On June 22, 1969, the Cuyahoga River on the southern shores of Lake Erie caught on fire as chemicals, oil, and other industrial materials that had oozed into the river somehow ignited. Just a few months before, on January 28, 1969, an oil rig leaked millions of gallons of oil off the coast of Santa Barbara. That same year, reports surfaced that our national symbol, the bald eagle, was rapidly declining as a species due to the chemical DDT, while around the world, whales were being hunted nearly to extinction. These and other incidents caught the attention of the national media and galvanized public awareness of the many environmental insults being hurled at the nation and the planet.

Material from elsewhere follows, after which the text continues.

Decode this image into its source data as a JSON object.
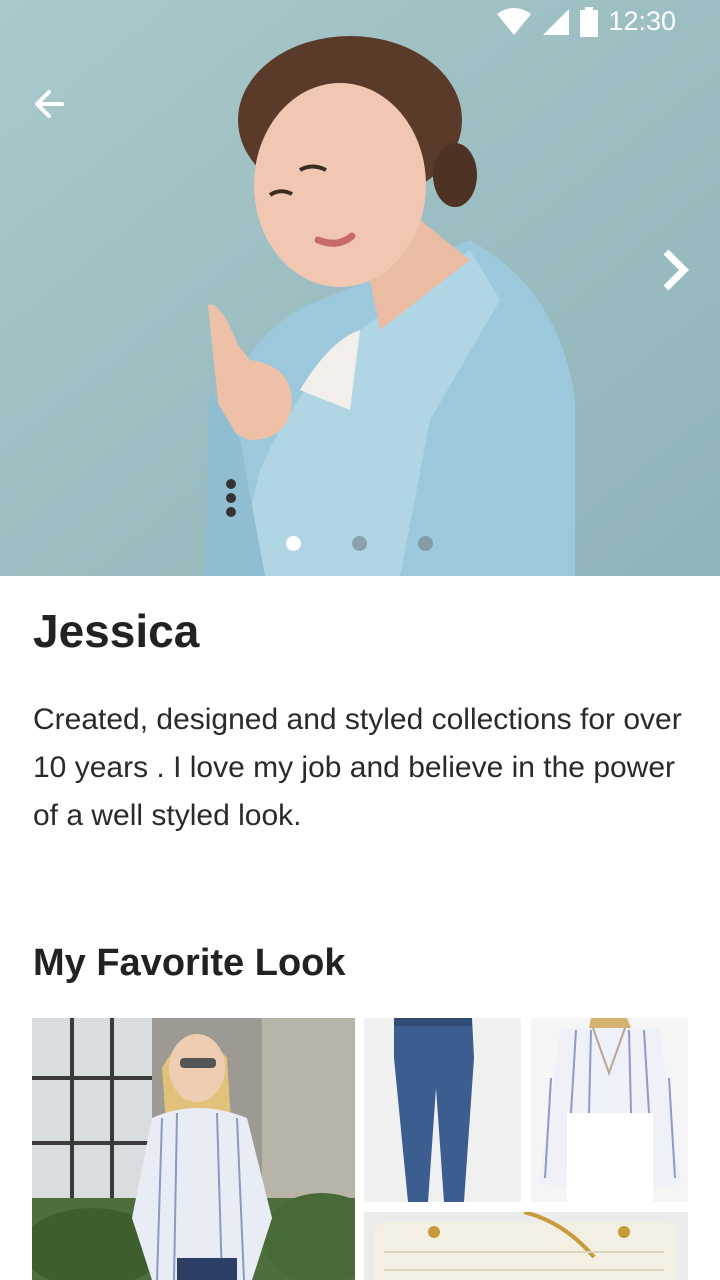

In response to the public outcry, Earth Day Founder Gaylord Nelson, who served as the Governor of Wisconsin (1958-1962) and in the U.S. Senate (1963-1981), organized a nationwide “teach-in” about environmental issues to take place on April 22, 1970. More than 2,000 colleges and universities, 10,000 public schools, and 20 million citizens participated—nearly 10 percent of the U.S. population at that time.
This outpouring of grassroots environmental activism marked the first Earth Day—a recognition of the importance of caring for the environment and accepting stewardship responsibility for the nation’s resources. It also helped establish a political climate conducive to forming both the National Oceanic and Atmospheric Administration (NOAA) and the U.S. Environmental Protection Agency (EPA) on October 3, 1970.
We like to say that “Every day is Earth Day at NOAA.” But ever since April 22, 1970, people the world over take time to recognize the importance of protecting the Earth’s natural resources—be they oceanic, atmospheric, terrestrial, or biological—for future generations.